We had a lot of log and trace data at Mozy, several GB per day.  A traditional parsing approach would have been tedious and prone to regressions when the messages generated by the server changed.  So Paul Cannon, a frustrated lisp programmer, designed a system where the log API looked something like this:

self.log('command_reply(%r, %r)' % (command, arg))

Then the log processor would define the vocabulary (command_reply, etc.) and, instead of parsing the log messages, eval them!   This is an approach that wouldn't have occurred to me, nor would I have thought of using partial function application to simplify passing state (from the log processor and/or previous log entries) to these functions.  (e.g., the entry for command_reply in the eval namespace might be 'command_reply': partial(self.command_reply, db_cursor, thread_id))

There are drawbacks to this approach; perhaps the largest is that this works best in homogeneous systems.  Python's repr function (invoked by the %r formatting character) is great at taking care of any quoting issues necessary when dealing with Python primitives, as well as custom objects with some help from the programmer.  But when we started having a C++ system also log messages to this system, it took them several tries to fix all the corner cases involved in generating messages that were valid python code.

On balance, I think this un-parsing approach was a huge win, and as the first application of "code is data" that made more than theoretical sense to me it was a real "eureka!" moment.

6 comments:

Anonymous said...

Not to start a flame war, but this is interesting, (I have a patch for Windows logs):

http://freshmeat.net/projects/epylog/

kb@penguinpackets.com

Anonymous said...

Have you considered using OLAP for logging? It is optimized for writing data.

hitesh said...

... don't forget to consider malicious code injection.

Jonathan Ellis said...

hitesh: using repr prevents any such problems.

Paddy3118 said...

Hi Jonathan,
A problem when you write 'eval'-able logs is that I find that you never know at time of writing, what program/language/script is going to have to read your log in the future.

On Unix environments, where I tend to do such work, I have found that useful tests are to think:

* "Is this log easily manipulated by an AWK script".

* "Is the record and field structure of this log easily identifiable without the source to the generator or other documentation".

Easy AWKability is a good test (if you know AWK), as AWK is a fairly simple scripting language, one step up from good Unix shells such as bash. If you learn AWK you will know that it likes one record equals one line, space separated fields within a line, and first field(s) showing the type of the record. Most other programming languages find it easy to handle logs of this form too.

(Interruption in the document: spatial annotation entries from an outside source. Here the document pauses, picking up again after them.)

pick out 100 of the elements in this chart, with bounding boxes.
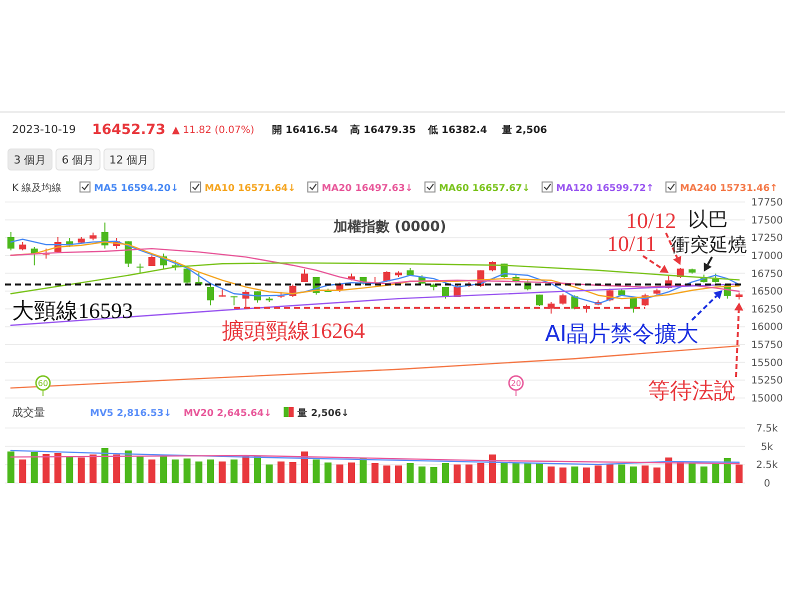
text: 開 16416.54 bbox=[272, 124, 338, 136]
bar bbox=[184, 458, 191, 483]
bar bbox=[66, 456, 74, 483]
bar bbox=[406, 462, 414, 483]
bar bbox=[372, 462, 378, 483]
y-tick-label: 0 bbox=[764, 478, 770, 490]
bar bbox=[266, 464, 273, 483]
candlestick bbox=[207, 284, 214, 306]
bar bbox=[42, 454, 50, 483]
legend-label: 量 2,506↓ bbox=[296, 407, 350, 419]
candlestick bbox=[7, 231, 14, 251]
legend-title: K 線及均線 bbox=[12, 182, 62, 194]
bar bbox=[630, 466, 637, 483]
bar bbox=[712, 463, 720, 483]
annotation: 以巴 bbox=[688, 209, 728, 231]
bar bbox=[653, 467, 660, 483]
bar bbox=[688, 463, 696, 483]
bar bbox=[242, 456, 250, 483]
bar bbox=[30, 452, 38, 483]
legend-item: MA120 16599.72↑ bbox=[542, 182, 654, 194]
bar bbox=[394, 465, 402, 483]
y-tick-label: 5k bbox=[760, 442, 774, 453]
y-tick-label: 15000 bbox=[751, 394, 783, 404]
bar bbox=[7, 451, 14, 483]
bar bbox=[289, 462, 296, 483]
text: 高 16479.35 bbox=[350, 124, 416, 136]
text: 2023-10-19 bbox=[12, 123, 76, 136]
bar bbox=[512, 462, 520, 483]
text: 低 16382.4 bbox=[427, 124, 488, 136]
legend-item: MV20 2,645.64↓ bbox=[184, 408, 272, 419]
text: 加權指數 (0000) bbox=[332, 219, 446, 235]
bar bbox=[465, 464, 472, 483]
bar bbox=[559, 467, 566, 483]
bar bbox=[124, 450, 132, 483]
candlestick bbox=[559, 293, 566, 306]
bar bbox=[618, 464, 626, 483]
bar bbox=[254, 455, 262, 483]
text: ▲ 11.82 (0.07%) bbox=[172, 125, 254, 136]
bar bbox=[207, 459, 214, 483]
annotation: AI晶片禁令擴大 bbox=[545, 322, 699, 347]
y-tick-label: 16750 bbox=[751, 268, 783, 280]
bar bbox=[477, 462, 484, 483]
legend-item: MA60 16657.67↓ bbox=[424, 182, 530, 194]
y-tick-label: 17000 bbox=[751, 250, 783, 262]
bar bbox=[418, 466, 426, 483]
bar bbox=[336, 464, 344, 483]
line-series bbox=[10, 454, 740, 464]
legend-item: MA20 16497.63↓ bbox=[307, 182, 413, 194]
bar bbox=[312, 459, 320, 483]
annotation: 20 bbox=[510, 379, 522, 388]
y-tick-label: 16250 bbox=[751, 304, 783, 316]
bar bbox=[148, 459, 156, 483]
button: 12 個月 bbox=[104, 148, 154, 170]
text: 16452.73 bbox=[92, 122, 166, 138]
bar bbox=[736, 464, 743, 483]
bar bbox=[78, 457, 85, 483]
bar bbox=[160, 455, 168, 483]
y-tick-label: 16000 bbox=[751, 322, 783, 334]
button: 6 個月 bbox=[56, 148, 100, 170]
bar bbox=[324, 462, 332, 483]
bar bbox=[360, 458, 367, 483]
bar bbox=[500, 462, 508, 483]
line-series bbox=[10, 262, 740, 294]
legend-item: MA5 16594.20↓ bbox=[80, 182, 179, 194]
y-tick-label: 7.5k bbox=[756, 424, 778, 434]
candlestick bbox=[136, 263, 144, 274]
candlestick bbox=[536, 294, 543, 306]
y-tick-label: 15500 bbox=[751, 358, 783, 369]
annotation: 等待法說 bbox=[648, 378, 736, 403]
bar bbox=[606, 463, 614, 483]
candlestick bbox=[184, 268, 191, 286]
bar bbox=[430, 467, 438, 483]
annotation: 10/11 bbox=[607, 231, 656, 256]
ref-line-label: 擴頭頸線16264 bbox=[222, 318, 365, 343]
bar bbox=[230, 459, 238, 483]
bar bbox=[524, 462, 532, 483]
bar bbox=[172, 459, 179, 483]
bar bbox=[536, 462, 543, 483]
button: 3 個月 bbox=[8, 148, 52, 170]
bar bbox=[571, 466, 578, 483]
bar bbox=[136, 456, 144, 483]
text: 量 2,506 bbox=[501, 124, 548, 136]
bar bbox=[348, 462, 356, 483]
legend-item: MV5 2,816.53↓ bbox=[90, 408, 172, 419]
bar bbox=[383, 465, 390, 483]
bar bbox=[218, 461, 226, 483]
bar bbox=[278, 461, 285, 483]
y-tick-label: 16500 bbox=[751, 286, 783, 298]
line-series bbox=[10, 450, 740, 466]
y-tick-label: 17500 bbox=[751, 215, 783, 226]
bar bbox=[700, 466, 708, 483]
bar bbox=[642, 465, 649, 483]
bar bbox=[454, 464, 461, 483]
bar bbox=[548, 466, 555, 483]
legend-item: MA10 16571.64↓ bbox=[190, 182, 296, 194]
y-tick-label: 15750 bbox=[751, 340, 783, 352]
chart-title: 成交量 bbox=[12, 406, 45, 419]
ref-line-label: 大頸線16593 bbox=[12, 298, 133, 323]
bar bbox=[101, 448, 108, 483]
legend-item: 量 2,506↓ bbox=[284, 407, 350, 419]
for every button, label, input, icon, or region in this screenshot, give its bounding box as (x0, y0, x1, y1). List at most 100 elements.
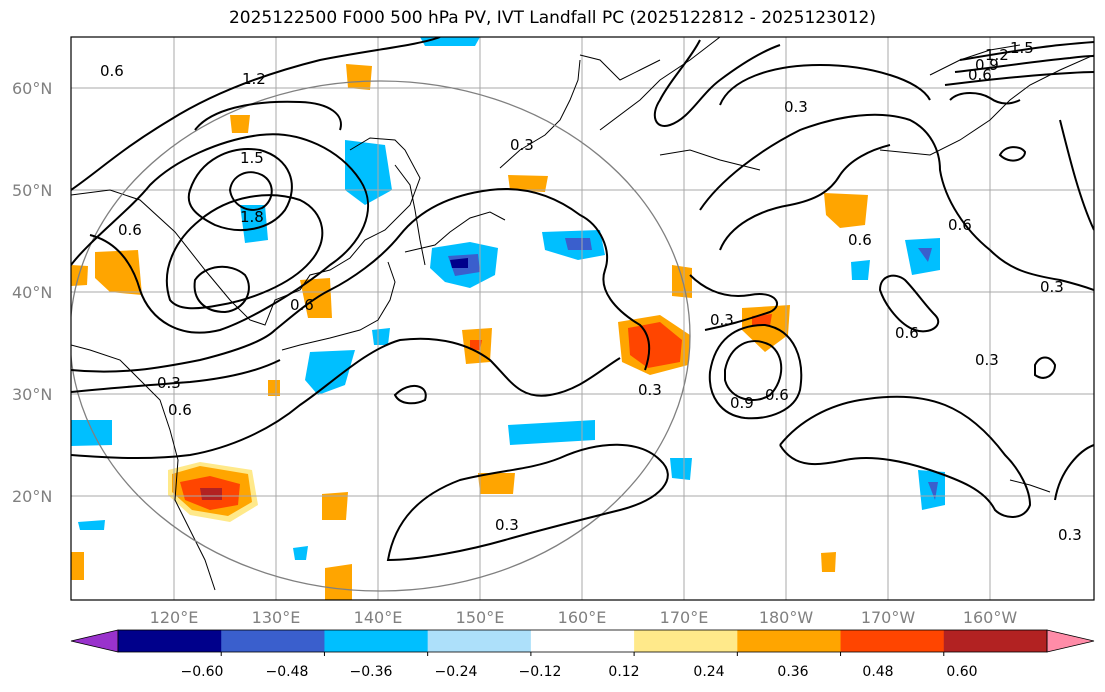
colorbar-tick-label: −0.24 (435, 664, 478, 680)
lon-label: 170°E (660, 608, 709, 627)
colorbar-segment (118, 630, 222, 652)
contour-label: 0.6 (100, 62, 124, 80)
contour-label: 1.2 (242, 70, 266, 88)
neg-anomaly-region (508, 420, 595, 445)
contour-label: 0.6 (290, 296, 314, 314)
contour-label: 1.8 (240, 208, 264, 226)
neg-anomaly-region (420, 37, 480, 46)
contour-label: 0.9 (975, 56, 999, 74)
contour-label: 0.6 (765, 386, 789, 404)
pos-anomaly-region (508, 175, 548, 192)
contour-label: 0.3 (710, 311, 734, 329)
lat-label: 50°N (12, 181, 52, 200)
colorbar-tick-label: −0.60 (181, 664, 224, 680)
pos-anomaly-region (71, 265, 88, 286)
lat-label: 40°N (12, 283, 52, 302)
colorbar-segment (634, 630, 738, 652)
landfall-radius-circle (71, 80, 691, 592)
map-title: 2025122500 F000 500 hPa PV, IVT Landfall… (228, 8, 876, 28)
lon-label: 130°E (252, 608, 301, 627)
pos-anomaly-core-dark (200, 488, 222, 500)
colorbar-segment (840, 630, 945, 652)
colorbar-tick-label: −0.36 (350, 664, 393, 680)
colorbar-arrow-min (70, 629, 119, 653)
coastlines (71, 37, 1094, 591)
lat-labels: 60°N 50°N 40°N 30°N 20°N (12, 79, 52, 506)
pos-anomaly-region (95, 250, 142, 295)
contour-label: 0.6 (948, 216, 972, 234)
colorbar (70, 629, 1095, 656)
contour-label: 1.2 (985, 46, 1009, 64)
contour-labels: 0.6 1.2 1.5 1.8 0.3 0.6 0.3 0.6 1.5 1.2 … (100, 39, 1082, 544)
pos-anomaly-region (742, 305, 790, 352)
neg-anomaly-region (305, 350, 355, 395)
contour-label: 0.3 (495, 516, 519, 534)
pos-anomaly-region (325, 564, 352, 600)
pv-contours (71, 37, 1094, 562)
contour-label: 0.9 (730, 394, 754, 412)
pos-anomaly-region (346, 64, 372, 90)
pos-anomaly-region (268, 380, 280, 396)
colorbar-tick-label: 0.12 (608, 664, 639, 680)
neg-anomaly-core (918, 248, 932, 262)
lon-label: 170°W (861, 608, 916, 627)
pos-anomaly-core (470, 340, 482, 350)
colorbar-frame (117, 629, 1048, 653)
colorbar-tick-label: −0.48 (266, 664, 309, 680)
contour-label: 1.5 (1010, 39, 1034, 57)
lon-label: 150°E (456, 608, 505, 627)
contour-label: 0.6 (895, 324, 919, 342)
lat-label: 20°N (12, 487, 52, 506)
contour-label: 0.3 (1040, 278, 1064, 296)
pos-anomaly-region (824, 193, 868, 228)
neg-anomaly-region (851, 260, 870, 280)
neg-anomaly-region (293, 546, 308, 560)
colorbar-segment (737, 630, 842, 652)
contour-label: 0.6 (848, 231, 872, 249)
colorbar-segment (943, 630, 1048, 652)
contour-label: 1.5 (240, 149, 264, 167)
lon-label: 160°E (558, 608, 607, 627)
colorbar-tick-label: 0.48 (862, 664, 893, 680)
contour-label: 0.3 (638, 381, 662, 399)
contour-label: 0.3 (157, 374, 181, 392)
contour-label: 0.3 (510, 136, 534, 154)
contour-label: 0.3 (1058, 526, 1082, 544)
pos-anomaly-region (821, 552, 836, 572)
colorbar-segment (530, 630, 635, 652)
gridlines (71, 37, 1094, 600)
neg-anomaly-region (78, 520, 105, 530)
neg-anomaly-core (565, 238, 592, 250)
pos-anomaly-region (71, 552, 84, 580)
lon-label: 180°W (759, 608, 814, 627)
neg-anomaly-region (345, 140, 392, 205)
pos-anomaly-region (672, 265, 692, 298)
contour-label: 0.3 (784, 98, 808, 116)
pos-anomaly-region (322, 492, 348, 520)
lon-label: 140°E (354, 608, 403, 627)
colorbar-arrow-max (1046, 629, 1095, 653)
neg-anomaly-region (240, 205, 268, 243)
pos-anomaly-core (628, 322, 682, 368)
neg-anomaly-region (670, 458, 692, 480)
neg-anomaly-core-dark (450, 258, 468, 268)
neg-anomaly-region (905, 238, 940, 275)
colorbar-tick-label: −0.12 (519, 664, 562, 680)
plot-frame (70, 36, 1095, 601)
lat-label: 60°N (12, 79, 52, 98)
contour-label: 0.6 (118, 221, 142, 239)
colorbar-tick-label: 0.24 (693, 664, 724, 680)
lon-label: 120°E (150, 608, 199, 627)
contour-label: 0.6 (168, 401, 192, 419)
neg-anomaly-region (71, 420, 112, 446)
lat-label: 30°N (12, 385, 52, 404)
contour-label: 0.3 (975, 351, 999, 369)
neg-anomaly-region (372, 328, 390, 345)
colorbar-ticks: −0.60 −0.48 −0.36 −0.24 −0.12 0.12 0.24 … (181, 664, 978, 680)
pos-anomaly-region (478, 473, 515, 494)
contour-label: 0.6 (968, 66, 992, 84)
lon-labels: 120°E 130°E 140°E 150°E 160°E 170°E 180°… (150, 608, 1018, 627)
colorbar-segment (427, 630, 532, 652)
lon-label: 160°W (963, 608, 1018, 627)
colorbar-segment (324, 630, 429, 652)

To satisfy my second point I sometimes see, and use myself, comment records. Comment records usually start with a distinctive field name such as '#' and I usually restrict them to the head of a file. Just because it is a comment record, it might still NOT be a free-form line of text after the initial field specifier, as such comment fields can be used for parse-able header information.

- Paddy.

Gregg Lind said...

I've become a big fan of json for things like this as well.

Usually, the output message is some sort of dict-like thing anyway (with keys: TYPE, MESSAGE, TIME and the like), and json makes it easy to print that out in an cross-program-readable way (since we have perl, python, and god knows what-else looking at them).

This fails the AWK-able test, but it's still grep-able. It certainly is more adaptable than any other delimited solution I came up with, and much easier to handle strings with than many other delimited formats.